Month-on-month increases in spending on flights and restaurant meals domestically “indicate that the pent-up demand for consumer travel we’ve been talking about is real,” said chief executive Stephen Squeri, as Amex reported its latest earnings, according to the Financial Times. But spending remains low among international consumer and corporate customers — and they anticipate it will be for a while.
“We’ve been talking about 2023 before it gets back to 2019 levels,” Squeri told analysis on Amex’s latest earnings call.
And indeed, Amex’s latest prediction was born out in United Airline’s latest earrings call — during which the airline noted that long-haul international and corporate travel demand is still down about 80 percent compared with 2019 levels,
“The big question is when do those two things come back and we’re not certain of when that is,” Kirby said in an interview with CNBC’s “Squawk Box.” He said both segments would likely start recovering over the summer and through the second half of the year.
But that projection may be too optimistic — as those who were once business travelers had found new ways to conduct their business remotely with tools like Zoom and may be less enthusiastic about getting on the road again.
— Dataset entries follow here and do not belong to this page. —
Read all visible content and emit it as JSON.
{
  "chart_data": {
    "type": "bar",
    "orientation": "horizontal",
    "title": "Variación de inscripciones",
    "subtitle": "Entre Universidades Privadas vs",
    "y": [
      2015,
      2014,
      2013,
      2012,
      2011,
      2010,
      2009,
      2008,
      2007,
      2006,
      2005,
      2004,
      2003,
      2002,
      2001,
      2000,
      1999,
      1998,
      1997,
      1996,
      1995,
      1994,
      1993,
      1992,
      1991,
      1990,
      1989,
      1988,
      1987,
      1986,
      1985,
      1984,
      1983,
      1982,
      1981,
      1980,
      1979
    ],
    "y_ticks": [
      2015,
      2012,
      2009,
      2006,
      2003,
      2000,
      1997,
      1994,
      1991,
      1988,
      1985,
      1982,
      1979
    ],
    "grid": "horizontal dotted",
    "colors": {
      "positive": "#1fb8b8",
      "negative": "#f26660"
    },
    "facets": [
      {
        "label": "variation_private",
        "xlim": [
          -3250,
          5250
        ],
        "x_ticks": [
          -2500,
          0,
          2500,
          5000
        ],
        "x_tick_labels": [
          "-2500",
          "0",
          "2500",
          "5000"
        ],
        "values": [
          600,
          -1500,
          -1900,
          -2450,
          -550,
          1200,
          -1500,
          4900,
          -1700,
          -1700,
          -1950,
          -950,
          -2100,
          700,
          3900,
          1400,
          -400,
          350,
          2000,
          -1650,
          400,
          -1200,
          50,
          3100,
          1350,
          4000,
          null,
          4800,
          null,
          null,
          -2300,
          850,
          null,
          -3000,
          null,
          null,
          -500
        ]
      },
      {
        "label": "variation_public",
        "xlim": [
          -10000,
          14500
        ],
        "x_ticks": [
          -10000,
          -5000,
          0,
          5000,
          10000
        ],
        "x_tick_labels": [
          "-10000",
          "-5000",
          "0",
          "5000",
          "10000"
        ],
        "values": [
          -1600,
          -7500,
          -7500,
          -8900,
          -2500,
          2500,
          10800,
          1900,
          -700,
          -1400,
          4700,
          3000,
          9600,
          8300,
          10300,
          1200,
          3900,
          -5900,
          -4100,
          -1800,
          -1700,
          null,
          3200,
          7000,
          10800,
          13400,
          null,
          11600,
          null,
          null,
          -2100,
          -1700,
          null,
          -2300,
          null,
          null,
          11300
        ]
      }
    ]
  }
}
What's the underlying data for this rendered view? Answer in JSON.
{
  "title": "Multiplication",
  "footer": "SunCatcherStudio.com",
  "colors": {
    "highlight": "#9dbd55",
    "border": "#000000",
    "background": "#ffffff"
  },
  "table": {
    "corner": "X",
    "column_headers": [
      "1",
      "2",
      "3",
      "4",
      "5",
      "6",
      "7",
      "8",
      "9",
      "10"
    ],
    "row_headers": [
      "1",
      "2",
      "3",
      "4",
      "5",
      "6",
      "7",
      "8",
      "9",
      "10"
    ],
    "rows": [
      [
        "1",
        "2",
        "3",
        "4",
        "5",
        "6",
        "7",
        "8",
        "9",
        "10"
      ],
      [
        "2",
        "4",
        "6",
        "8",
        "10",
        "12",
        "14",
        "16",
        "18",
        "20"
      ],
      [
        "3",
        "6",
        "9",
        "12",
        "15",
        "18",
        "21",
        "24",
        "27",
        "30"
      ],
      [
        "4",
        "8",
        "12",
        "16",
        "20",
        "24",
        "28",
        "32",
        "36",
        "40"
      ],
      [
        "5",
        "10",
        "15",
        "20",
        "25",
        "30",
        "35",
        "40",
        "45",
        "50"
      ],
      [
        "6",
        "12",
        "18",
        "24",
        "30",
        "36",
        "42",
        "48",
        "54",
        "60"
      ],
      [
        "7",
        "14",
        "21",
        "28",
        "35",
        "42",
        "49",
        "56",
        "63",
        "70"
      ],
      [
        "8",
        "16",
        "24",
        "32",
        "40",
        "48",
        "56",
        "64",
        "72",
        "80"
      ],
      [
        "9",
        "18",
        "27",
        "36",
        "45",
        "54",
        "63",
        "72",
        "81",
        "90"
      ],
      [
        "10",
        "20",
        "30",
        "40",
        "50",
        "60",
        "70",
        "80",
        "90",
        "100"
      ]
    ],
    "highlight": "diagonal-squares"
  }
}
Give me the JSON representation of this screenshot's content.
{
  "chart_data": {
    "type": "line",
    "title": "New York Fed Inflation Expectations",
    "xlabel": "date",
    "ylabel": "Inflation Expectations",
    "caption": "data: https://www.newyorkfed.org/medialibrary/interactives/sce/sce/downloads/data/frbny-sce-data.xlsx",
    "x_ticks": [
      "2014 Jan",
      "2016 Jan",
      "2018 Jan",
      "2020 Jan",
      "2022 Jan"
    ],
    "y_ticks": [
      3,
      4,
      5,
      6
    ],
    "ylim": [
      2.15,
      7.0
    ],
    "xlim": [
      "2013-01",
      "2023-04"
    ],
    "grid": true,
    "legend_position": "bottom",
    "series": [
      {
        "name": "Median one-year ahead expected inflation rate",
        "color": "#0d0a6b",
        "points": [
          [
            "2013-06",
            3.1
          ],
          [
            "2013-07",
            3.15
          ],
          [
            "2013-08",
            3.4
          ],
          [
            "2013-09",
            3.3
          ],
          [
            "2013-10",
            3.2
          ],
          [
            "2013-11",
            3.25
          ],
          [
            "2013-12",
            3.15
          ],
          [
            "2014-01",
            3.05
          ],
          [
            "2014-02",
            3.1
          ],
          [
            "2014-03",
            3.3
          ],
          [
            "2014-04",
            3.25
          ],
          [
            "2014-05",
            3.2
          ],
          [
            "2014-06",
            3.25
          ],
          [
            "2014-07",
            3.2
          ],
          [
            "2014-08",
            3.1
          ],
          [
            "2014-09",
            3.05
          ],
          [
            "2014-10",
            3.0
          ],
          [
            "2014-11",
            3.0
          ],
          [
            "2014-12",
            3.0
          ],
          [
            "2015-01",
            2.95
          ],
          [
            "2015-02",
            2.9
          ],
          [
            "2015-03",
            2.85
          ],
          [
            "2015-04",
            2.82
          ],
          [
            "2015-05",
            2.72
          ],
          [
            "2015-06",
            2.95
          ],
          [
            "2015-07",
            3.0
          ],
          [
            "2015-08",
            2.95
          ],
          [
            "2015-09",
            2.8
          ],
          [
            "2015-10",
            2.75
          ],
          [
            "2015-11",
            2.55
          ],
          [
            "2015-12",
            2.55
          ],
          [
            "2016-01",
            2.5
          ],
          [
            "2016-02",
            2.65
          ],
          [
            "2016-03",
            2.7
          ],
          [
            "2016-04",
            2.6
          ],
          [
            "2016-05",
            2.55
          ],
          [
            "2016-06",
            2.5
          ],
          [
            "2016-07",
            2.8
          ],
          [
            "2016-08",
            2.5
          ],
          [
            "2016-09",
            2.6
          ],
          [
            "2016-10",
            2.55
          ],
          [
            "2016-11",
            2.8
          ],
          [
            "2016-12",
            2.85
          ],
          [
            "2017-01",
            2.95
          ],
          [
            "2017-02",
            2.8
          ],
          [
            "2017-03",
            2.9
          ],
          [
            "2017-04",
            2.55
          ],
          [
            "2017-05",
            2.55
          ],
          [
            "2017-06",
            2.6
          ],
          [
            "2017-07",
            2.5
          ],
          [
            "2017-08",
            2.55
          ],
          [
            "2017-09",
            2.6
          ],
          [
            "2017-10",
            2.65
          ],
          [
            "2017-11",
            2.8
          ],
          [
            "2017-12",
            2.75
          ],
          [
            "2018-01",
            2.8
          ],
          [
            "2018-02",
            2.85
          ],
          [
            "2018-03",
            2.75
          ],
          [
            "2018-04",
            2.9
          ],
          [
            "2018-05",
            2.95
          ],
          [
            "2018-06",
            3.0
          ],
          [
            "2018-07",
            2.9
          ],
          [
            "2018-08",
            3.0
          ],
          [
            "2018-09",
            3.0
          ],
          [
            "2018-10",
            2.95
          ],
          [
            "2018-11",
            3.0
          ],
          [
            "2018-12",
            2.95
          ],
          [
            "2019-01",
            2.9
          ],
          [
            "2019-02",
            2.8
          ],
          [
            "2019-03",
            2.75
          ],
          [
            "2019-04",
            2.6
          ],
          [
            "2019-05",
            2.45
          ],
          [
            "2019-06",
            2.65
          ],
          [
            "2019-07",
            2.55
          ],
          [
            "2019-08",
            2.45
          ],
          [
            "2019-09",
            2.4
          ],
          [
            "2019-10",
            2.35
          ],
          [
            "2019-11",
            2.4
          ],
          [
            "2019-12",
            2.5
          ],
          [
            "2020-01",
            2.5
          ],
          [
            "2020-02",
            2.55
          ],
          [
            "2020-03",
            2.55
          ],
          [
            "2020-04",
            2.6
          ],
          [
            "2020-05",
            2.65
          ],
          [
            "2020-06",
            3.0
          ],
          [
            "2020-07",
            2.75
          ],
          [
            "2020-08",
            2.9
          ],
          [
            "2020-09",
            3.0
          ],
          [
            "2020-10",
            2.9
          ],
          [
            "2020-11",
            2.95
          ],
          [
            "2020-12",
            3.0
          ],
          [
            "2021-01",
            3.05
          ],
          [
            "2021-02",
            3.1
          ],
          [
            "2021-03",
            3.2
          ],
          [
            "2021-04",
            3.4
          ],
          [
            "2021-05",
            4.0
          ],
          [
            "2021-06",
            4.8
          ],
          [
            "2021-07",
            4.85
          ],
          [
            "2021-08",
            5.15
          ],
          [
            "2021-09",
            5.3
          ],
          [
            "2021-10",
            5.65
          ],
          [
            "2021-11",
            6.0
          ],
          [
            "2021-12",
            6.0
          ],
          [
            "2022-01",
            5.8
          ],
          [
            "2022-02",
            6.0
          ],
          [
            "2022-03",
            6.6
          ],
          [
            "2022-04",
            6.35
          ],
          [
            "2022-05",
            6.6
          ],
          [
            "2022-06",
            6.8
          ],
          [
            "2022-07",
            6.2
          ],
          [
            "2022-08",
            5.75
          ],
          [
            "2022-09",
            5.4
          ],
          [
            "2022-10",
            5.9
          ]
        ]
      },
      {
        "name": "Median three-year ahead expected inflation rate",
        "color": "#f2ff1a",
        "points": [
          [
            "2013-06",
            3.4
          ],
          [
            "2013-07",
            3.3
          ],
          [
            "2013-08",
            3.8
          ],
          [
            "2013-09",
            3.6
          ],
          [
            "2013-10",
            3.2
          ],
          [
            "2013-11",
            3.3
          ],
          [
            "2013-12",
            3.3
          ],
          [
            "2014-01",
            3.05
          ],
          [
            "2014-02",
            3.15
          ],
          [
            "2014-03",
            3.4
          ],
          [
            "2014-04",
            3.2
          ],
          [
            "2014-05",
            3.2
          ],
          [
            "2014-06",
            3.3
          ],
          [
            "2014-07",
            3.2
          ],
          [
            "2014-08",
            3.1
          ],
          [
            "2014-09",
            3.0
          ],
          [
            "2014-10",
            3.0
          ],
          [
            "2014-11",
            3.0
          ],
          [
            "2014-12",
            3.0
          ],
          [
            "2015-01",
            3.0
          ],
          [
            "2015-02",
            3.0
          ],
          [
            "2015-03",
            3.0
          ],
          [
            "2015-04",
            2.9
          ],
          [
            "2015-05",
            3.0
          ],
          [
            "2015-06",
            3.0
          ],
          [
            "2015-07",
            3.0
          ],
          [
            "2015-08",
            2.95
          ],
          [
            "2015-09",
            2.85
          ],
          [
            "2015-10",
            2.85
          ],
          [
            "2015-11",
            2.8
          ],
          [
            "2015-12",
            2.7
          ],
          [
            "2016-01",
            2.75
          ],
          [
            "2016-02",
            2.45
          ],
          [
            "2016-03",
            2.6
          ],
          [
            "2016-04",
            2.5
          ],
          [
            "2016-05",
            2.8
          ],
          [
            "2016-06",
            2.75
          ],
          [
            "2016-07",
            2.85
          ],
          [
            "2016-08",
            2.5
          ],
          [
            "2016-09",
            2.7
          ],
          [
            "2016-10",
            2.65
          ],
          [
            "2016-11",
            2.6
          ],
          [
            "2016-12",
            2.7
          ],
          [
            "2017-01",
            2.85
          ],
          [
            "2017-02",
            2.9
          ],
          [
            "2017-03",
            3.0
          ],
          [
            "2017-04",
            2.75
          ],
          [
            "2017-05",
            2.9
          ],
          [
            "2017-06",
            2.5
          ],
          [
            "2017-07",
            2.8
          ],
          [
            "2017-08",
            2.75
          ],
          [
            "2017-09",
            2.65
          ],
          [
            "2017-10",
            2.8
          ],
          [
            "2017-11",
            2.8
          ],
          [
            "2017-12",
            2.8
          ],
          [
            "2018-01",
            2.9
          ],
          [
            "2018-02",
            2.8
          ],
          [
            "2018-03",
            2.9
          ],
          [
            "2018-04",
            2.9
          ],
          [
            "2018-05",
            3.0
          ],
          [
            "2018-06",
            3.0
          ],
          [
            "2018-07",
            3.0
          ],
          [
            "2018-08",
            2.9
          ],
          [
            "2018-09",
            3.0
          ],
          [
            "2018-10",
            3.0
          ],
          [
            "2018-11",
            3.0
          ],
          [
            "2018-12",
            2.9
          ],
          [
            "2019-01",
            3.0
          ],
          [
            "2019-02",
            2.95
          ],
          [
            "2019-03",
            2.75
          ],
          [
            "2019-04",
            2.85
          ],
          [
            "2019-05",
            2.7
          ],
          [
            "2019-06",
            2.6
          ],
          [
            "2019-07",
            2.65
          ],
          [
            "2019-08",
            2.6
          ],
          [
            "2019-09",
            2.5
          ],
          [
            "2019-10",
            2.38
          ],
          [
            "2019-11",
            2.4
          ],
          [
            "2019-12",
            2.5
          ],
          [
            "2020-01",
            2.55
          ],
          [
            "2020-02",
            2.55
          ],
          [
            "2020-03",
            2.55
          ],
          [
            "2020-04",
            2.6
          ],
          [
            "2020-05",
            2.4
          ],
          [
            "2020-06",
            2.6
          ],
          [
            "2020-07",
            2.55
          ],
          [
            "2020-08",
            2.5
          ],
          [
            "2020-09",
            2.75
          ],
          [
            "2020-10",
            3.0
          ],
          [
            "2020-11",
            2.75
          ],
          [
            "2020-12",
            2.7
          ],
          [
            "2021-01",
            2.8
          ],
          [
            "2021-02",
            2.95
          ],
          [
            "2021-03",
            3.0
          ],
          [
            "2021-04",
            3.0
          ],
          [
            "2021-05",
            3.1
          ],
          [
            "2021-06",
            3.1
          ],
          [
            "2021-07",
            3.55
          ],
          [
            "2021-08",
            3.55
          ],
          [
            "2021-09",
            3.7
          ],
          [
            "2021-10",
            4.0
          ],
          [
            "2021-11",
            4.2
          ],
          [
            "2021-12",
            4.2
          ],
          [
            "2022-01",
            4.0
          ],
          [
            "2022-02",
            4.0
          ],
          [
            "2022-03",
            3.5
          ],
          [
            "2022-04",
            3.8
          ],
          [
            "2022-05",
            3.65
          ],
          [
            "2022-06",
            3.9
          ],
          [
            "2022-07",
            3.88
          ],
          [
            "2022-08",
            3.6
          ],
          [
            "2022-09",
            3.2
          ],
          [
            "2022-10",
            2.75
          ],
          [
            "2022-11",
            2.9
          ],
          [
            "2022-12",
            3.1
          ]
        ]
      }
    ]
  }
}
Delta’s CEO has projected that business travel will be back to 70 percent of its pre-pandemic level by 2023. That other 30 percent might take far longer to recoup, he noted now that the definition of “necessary travel” has changed.
The good news is that leisure travel does seem to be making a comeback. Domestic leisure travel bookings to popular vacation destinations like beaches have surpassed 2019 levels, United CEO Scott Kirby told CNBC.
But international and corporate travel remain the big open question as one-time business travelers like Mark Frohnmayer, chief executive of Arcimoto, maker of a three-wheeled electric vehicle, are realizing that they may never need to get on the road again.
“The idea used to be that I have to fly across the country just for a half-hour lunch to get a business deal done. And then the finance industry found out you can have a face-to-face, and it can be a very personal discussion, remotely,” he told the Wall Street Journal.
And if it can run just as well remotely, airlines may have to learn a few new tricks to get T&E on the road again or a business model that relies less on the outsize revenue they throw off.